I knew the town we lived in now was only a temporary reprieve. Soon I would have to face my destiny. Soon I’d have to be what humanity needed me to be. For now, Aberto and I could be the weird tattooed newcomers to the people of Damascus.

It was enough.

I finally understood the truth of my existence. The past years had shaped me and molded me in ways I never could’ve predicted.

I’ve loved, I’ve lost, and I’ve mourned.

I fulfilled an impossible prophecy.

I fell, just as it said I would, and I awoke, irrevocably changed.

I’ve evolved. Into what, I’m still not sure.

Someday soon I will have to face the world again. I am all that stands between the dawning darkness and humanity.

The truth I’ve learned is simple. I know who I am.

I am the balance.

My name is Izzy Boone, and I will never die.



It has taken years for me to recover. I’ve spent them in the embrace of the mountains. Hiking, reading the books Eleanor had sent with me, and getting to know Aberto.

I learned many things in those years. I figured out I wasn’t supposed to exist. A being of my makeup was an anomaly. I like to think God knew what he was doing. Perhaps He knew humanity needed something more, or maybe He just wanted to see what would happen. Either way, I refused to believe I was an accident.

I no longer felt like a pawn in a game. I’d taken my life back, and with it, I’d taken on the task of preventing the darkness from pressing in on the world. Every step I took, I took to prevent the darkness from finding its way in again. I would never let another Seer suffer through what I had to endure, not if it could be stopped.

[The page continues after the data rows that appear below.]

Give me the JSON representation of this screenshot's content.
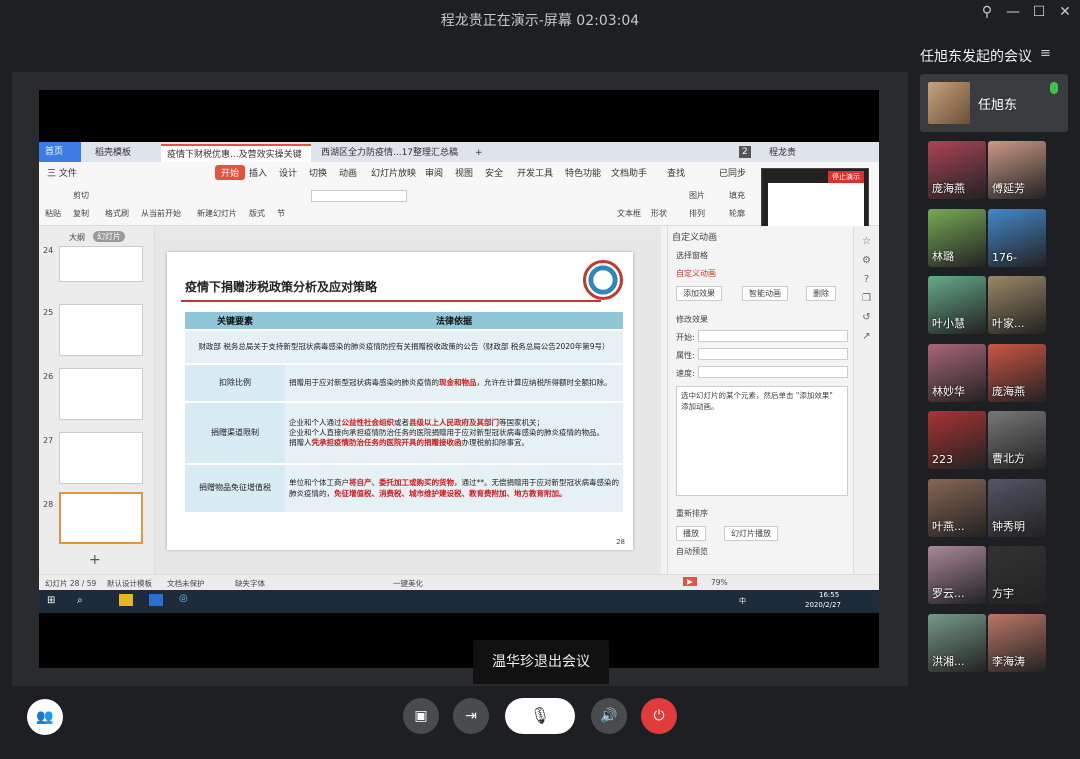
{
  "window": {
    "title": "程龙贵正在演示-屏幕 02:03:04"
  },
  "meeting": {
    "title": "任旭东发起的会议",
    "host": "任旭东",
    "participants": [
      "庞海燕",
      "傅延芳",
      "林璐",
      "176-",
      "叶小慧",
      "叶家...",
      "林妙华",
      "庞海燕",
      "223",
      "曹北方",
      "叶燕...",
      "钟秀明",
      "罗云...",
      "方宇",
      "洪湘...",
      "李海涛"
    ]
  },
  "toast": "温华珍退出会议",
  "wps": {
    "tabs": {
      "home": "首页",
      "t1": "稻壳模板",
      "t2": "疫情下财税优惠...及营效实操关键",
      "t3": "西湖区全力防疫情...17整理汇总稿",
      "badge": "2",
      "user": "程龙贵"
    },
    "menu": {
      "file": "三 文件",
      "start": "开始",
      "insert": "插入",
      "design": "设计",
      "switch": "切换",
      "anim": "动画",
      "show": "幻灯片放映",
      "review": "审阅",
      "view": "视图",
      "security": "安全",
      "dev": "开发工具",
      "special": "特色功能",
      "doc": "文档助手",
      "search": "查找",
      "sync": "已同步"
    },
    "ribbon": {
      "paste": "粘贴",
      "cut": "剪切",
      "copy": "复制",
      "format": "格式刷",
      "playfrom": "从当前开始",
      "newslide": "新建幻灯片",
      "layout": "版式",
      "section": "节",
      "textbox": "文本框",
      "shape": "形状",
      "picture": "图片",
      "arrange": "排列",
      "fill": "填充",
      "outline": "轮廓"
    },
    "preview_stop": "停止演示",
    "leftpane": {
      "outline": "大纲",
      "slides": "幻灯片",
      "nums": [
        "24",
        "25",
        "26",
        "27",
        "28"
      ]
    },
    "slide": {
      "title": "疫情下捐赠涉税政策分析及应对策略",
      "head_key": "关键要素",
      "head_val": "法律依据",
      "r1": "财政部 税务总局关于支持新型冠状病毒感染的肺炎疫情防控有关捐赠税收政策的公告（财政部 税务总局公告2020年第9号）",
      "r2k": "扣除比例",
      "r2a": "捐赠用于应对新型冠状病毒感染的肺炎疫情的",
      "r2r": "现金和物品",
      "r2b": "，允许在计算应纳税所得额时全额扣除。",
      "r3k": "捐赠渠道限制",
      "r3a": "企业和个人通过",
      "r3r1": "公益性社会组织",
      "r3b": "或者",
      "r3r2": "县级以上人民政府及其部门",
      "r3c": "等国家机关；",
      "r3d": "企业和个人直接向承担疫情防治任务的医院捐赠用于应对新型冠状病毒感染的肺炎疫情的物品。",
      "r3e": "捐赠人",
      "r3r3": "凭承担疫情防治任务的医院开具的捐赠接收函",
      "r3f": "办理税前扣除事宜。",
      "r4k": "捐赠物品免征增值税",
      "r4a": "单位和个体工商户",
      "r4r1": "将自产、委托加工或购买的货物",
      "r4b": "，通过**。无偿捐赠用于应对新型冠状病毒感染的肺炎疫情的，",
      "r4r2": "免征增值税、消费税、城市维护建设税、教育费附加、地方教育附加。",
      "page": "28"
    },
    "rpane": {
      "custom_anim": "自定义动画",
      "select_pane": "选择窗格",
      "custom_anim2": "自定义动画",
      "add_effect": "添加效果",
      "smart_anim": "智能动画",
      "delete": "删除",
      "modify": "修改效果",
      "start": "开始:",
      "prop": "属性:",
      "speed": "速度:",
      "hint": "选中幻灯片的某个元素，然后单击 \"添加效果\" 添加动画。",
      "reorder": "重新排序",
      "play": "播放",
      "slideshow": "幻灯片播放",
      "autopreview": "自动预览"
    },
    "status": {
      "slide": "幻灯片 28 / 59",
      "theme": "默认设计模板",
      "protect": "文档未保护",
      "font": "缺失字体",
      "beautify": "一键美化",
      "zoom": "79%"
    },
    "taskbar": {
      "time": "16:55",
      "date": "2020/2/27",
      "ime": "中"
    }
  },
  "colors": {
    "accent_red": "#e4543c",
    "table_head": "#8fc6d8",
    "hangup": "#e23b3b",
    "mic_active": "#3ec24a"
  }
}
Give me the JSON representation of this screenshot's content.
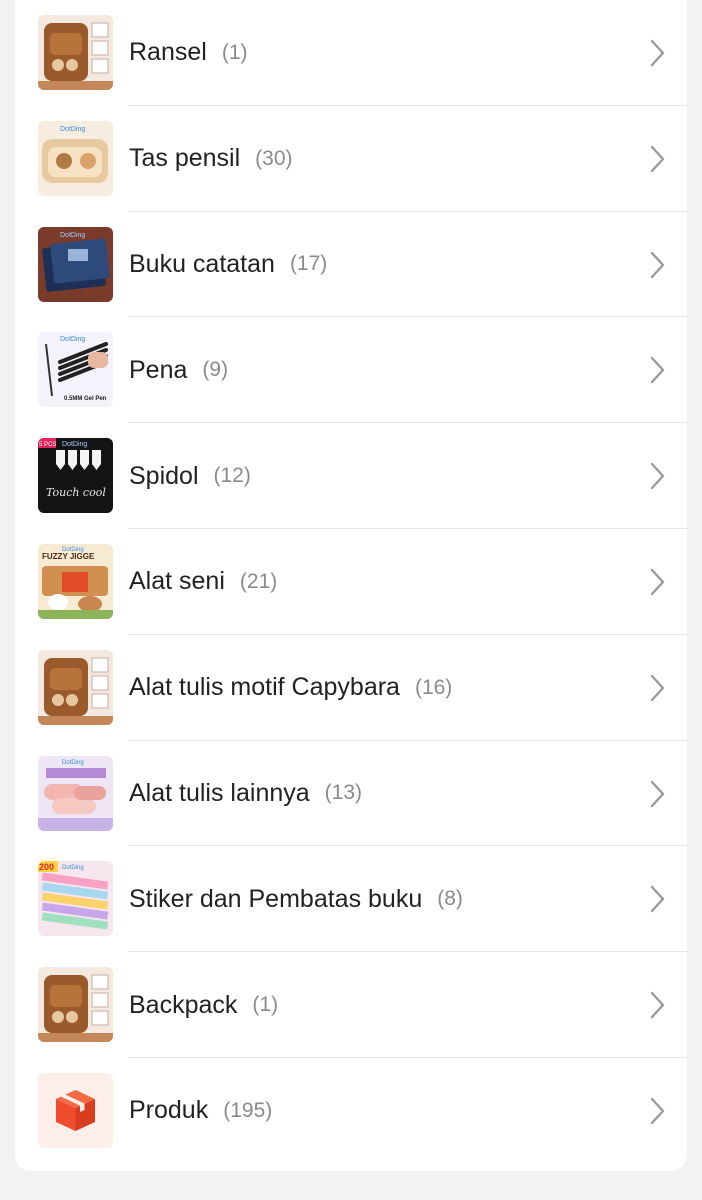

As for the new Council, well that is simple. Molly, being the brilliant woman she is, swept in and took over easily. I still wasn’t sure if she’d put the whammy on the Seers and Guardians to get them to fall in line, or if they’d just done it because she was so durn likable. Either way, more good was being done now than had been done in thousands of years.

The new motto fell in line with that of the former Order. If a disaster was looming and a Seer saw it, they could act without first having to seek permission. Sure, stuff still fell through the cracks, but I’d been able to fill in those cracks for the most part.